O mantenedor do kernel, Andrew Morton, concorda que essa objeção fundamental à abordagem utilizando nomes de caminho manteve o AppArmor fora do kernel. "Não sou programador de segurança", ele explica. "Não sei como resolveria isso."

5. Diagnósticos de sistema
A Solaris tem o DTrace para descobrir o que está acontecendo no núcleo do sistema operacional, mas o Linux quase não tem ferramentas de diagnóstico disponíveis para os usuários. Uma das poucas ferramentas existentes é o ptrace, que permite que um processo rastreie as ações de outro.

Mas o ptrace é difícil de se utilizar e propenso a erros; e agora, uma substituição, o utrace, tornou o ptrace tão distante quanto a árvore de gerenciamento de memória, de Morton, um dos últimos obstáculos a superar, antes de encaminhar a Linus Torvalds. O utrace pode rastrear o comportamento de um processo enquanto ele é executado por um programa, sem alguns dos problemas causados pelo ptrace, mas ele ainda provoca problemas de bloqueio no kernel. Corbet prevê que sua inclusão provavelmente não ocorrerá no próximo kernel.

6. Sistemas de arquivos
O sistema de arquivos Reiser4 vem sendo avaliado quanto à sua possibilidade de inclusão no kernel, que já contém 30 sistemas de arquivos. Trata-se de um grande sistema de gerenciamento de arquivos, bom em lidar com um grande número de arquivos pequenos, enquanto utiliza o mínimo de espaço em disco, de acordo com a documentação de Hans Reiser.

O sistema de arquivos exige que uma operação de arquivo seja concluída ou cancelada, eliminando o perigo de arquivos serem corrompidos por operações não totalmente concluídas. Ele parece ser ideal para muitos usos do Linux, mas depois de anos de debate, o Reiser4 não foi incluído no kernel.

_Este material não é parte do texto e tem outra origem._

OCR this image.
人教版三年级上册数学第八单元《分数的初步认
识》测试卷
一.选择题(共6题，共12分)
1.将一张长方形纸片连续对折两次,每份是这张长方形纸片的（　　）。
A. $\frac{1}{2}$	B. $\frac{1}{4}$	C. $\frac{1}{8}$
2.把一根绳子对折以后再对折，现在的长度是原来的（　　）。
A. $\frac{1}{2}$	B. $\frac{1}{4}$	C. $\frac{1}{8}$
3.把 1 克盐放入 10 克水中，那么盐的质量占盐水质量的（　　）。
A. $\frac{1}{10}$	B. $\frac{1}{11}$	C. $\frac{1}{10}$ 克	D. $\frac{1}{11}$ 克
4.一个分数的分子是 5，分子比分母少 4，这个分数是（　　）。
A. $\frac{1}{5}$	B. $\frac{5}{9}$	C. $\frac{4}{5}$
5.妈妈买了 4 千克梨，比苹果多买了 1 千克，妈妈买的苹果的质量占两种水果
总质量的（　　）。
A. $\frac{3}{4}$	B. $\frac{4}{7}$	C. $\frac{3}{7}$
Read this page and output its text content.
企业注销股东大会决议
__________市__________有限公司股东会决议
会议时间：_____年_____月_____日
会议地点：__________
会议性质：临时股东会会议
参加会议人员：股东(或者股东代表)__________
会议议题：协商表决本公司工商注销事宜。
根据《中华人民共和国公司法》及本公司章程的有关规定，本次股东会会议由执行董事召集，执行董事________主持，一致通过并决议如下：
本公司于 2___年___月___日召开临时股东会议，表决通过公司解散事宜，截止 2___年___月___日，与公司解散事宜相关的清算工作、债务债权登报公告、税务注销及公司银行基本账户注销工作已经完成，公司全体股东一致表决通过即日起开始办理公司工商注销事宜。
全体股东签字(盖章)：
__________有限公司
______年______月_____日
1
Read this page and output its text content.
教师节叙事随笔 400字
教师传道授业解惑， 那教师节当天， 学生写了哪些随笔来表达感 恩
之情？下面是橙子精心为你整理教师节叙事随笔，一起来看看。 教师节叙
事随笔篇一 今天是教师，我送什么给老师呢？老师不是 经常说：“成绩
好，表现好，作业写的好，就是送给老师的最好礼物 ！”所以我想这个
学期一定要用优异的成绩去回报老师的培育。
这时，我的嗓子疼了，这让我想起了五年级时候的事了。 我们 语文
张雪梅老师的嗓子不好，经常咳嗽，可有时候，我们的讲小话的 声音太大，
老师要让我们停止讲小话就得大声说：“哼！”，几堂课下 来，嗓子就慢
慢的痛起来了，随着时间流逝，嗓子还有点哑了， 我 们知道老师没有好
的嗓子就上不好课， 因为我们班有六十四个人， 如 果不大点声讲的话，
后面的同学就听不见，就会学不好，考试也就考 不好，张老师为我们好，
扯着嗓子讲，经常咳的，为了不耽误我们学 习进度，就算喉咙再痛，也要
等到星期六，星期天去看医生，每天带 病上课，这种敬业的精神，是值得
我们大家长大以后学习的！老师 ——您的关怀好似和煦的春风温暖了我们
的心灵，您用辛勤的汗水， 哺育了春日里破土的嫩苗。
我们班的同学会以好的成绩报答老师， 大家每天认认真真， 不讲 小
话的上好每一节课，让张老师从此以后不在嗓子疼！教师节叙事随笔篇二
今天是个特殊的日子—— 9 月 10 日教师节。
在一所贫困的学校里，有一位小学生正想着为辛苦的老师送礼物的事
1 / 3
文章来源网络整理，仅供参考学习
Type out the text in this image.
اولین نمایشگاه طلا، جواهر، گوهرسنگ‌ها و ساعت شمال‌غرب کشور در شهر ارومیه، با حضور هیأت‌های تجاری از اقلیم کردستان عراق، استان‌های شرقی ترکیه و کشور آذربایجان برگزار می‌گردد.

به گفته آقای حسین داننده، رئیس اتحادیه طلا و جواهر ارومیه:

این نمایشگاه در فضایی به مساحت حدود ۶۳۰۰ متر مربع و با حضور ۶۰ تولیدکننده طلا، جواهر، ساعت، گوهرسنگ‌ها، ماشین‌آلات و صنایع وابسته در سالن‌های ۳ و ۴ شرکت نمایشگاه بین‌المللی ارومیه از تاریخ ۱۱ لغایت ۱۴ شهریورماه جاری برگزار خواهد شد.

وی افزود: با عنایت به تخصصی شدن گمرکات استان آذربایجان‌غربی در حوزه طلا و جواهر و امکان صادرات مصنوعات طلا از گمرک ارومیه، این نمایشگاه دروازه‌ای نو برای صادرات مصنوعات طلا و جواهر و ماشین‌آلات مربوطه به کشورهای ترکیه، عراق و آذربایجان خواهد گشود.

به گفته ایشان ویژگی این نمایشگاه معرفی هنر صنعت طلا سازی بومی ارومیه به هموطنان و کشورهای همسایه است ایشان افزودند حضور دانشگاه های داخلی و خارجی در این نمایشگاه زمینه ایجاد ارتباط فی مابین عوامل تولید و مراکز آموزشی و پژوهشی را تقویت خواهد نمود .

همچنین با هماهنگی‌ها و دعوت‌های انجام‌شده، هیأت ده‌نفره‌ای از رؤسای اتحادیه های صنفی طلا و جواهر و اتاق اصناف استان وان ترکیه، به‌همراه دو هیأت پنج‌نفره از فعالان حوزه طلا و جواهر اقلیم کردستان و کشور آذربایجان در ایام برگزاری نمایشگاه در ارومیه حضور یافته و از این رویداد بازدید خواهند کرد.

Ele não se ajusta bem a determinadas partes do kernel, e Reiser desistiu de sua posição como um importante desenvolvedor. "O sistema precisará de um novo "defensor", para que possa, eventualmente, se tornar parte do Linux", escreveu Corbet, em sua previsão sobre as perspectivas do Linux, publicadas no início deste mês.

O ZFS, um sistema de arquivos de 128 bits, da Sun Microsystems, multiplica o espaço de endereçamento do Linux para além da necessidade dos grandes sistemas atualmente utilizados. Seus admiradores indicam que seu código de fonte aberta deveria ser considerado para o kernel. Mas sua licença atual não é compatível com o Linux GPL.

7. Gerenciamento de energia
O Linux está atrasado, no que se refere ao gerenciamento de energia; um aspecto no qual os laptops utilizando o Windows demonstraram um impressionante avanço, incentivando os engenheiros da Intel; os desenvolvedores do kernel, Molnar e Thomas Gleixner, e outros, a se dedicarem mais a obter progresso. Há um ano, o kernel se tornou "menos resistente ao estado inativo", comunicando que o processador deve permanecer em um estado inativo, quando não existir trabalho a ser feito. Sem esse recurso, a freqüência da CPU perguntaria ao kernel, um total de mil vezes por segundo, se há alguma tarefa a realizar, consumindo mais energia eletricidade.

Dirk Hohndel, diretor de tecnologia para o Linux, na Intel, espera mais melhorias no gerenciamento de energia. Mas qualquer modificação entre o kernel e a freqüência do sistema ameaça muitas outras interações. "Esses são aspectos muito difíceis de serem resolvidos e também demoram muito", ele conclui. "E creio que esse é o modo certo de agir."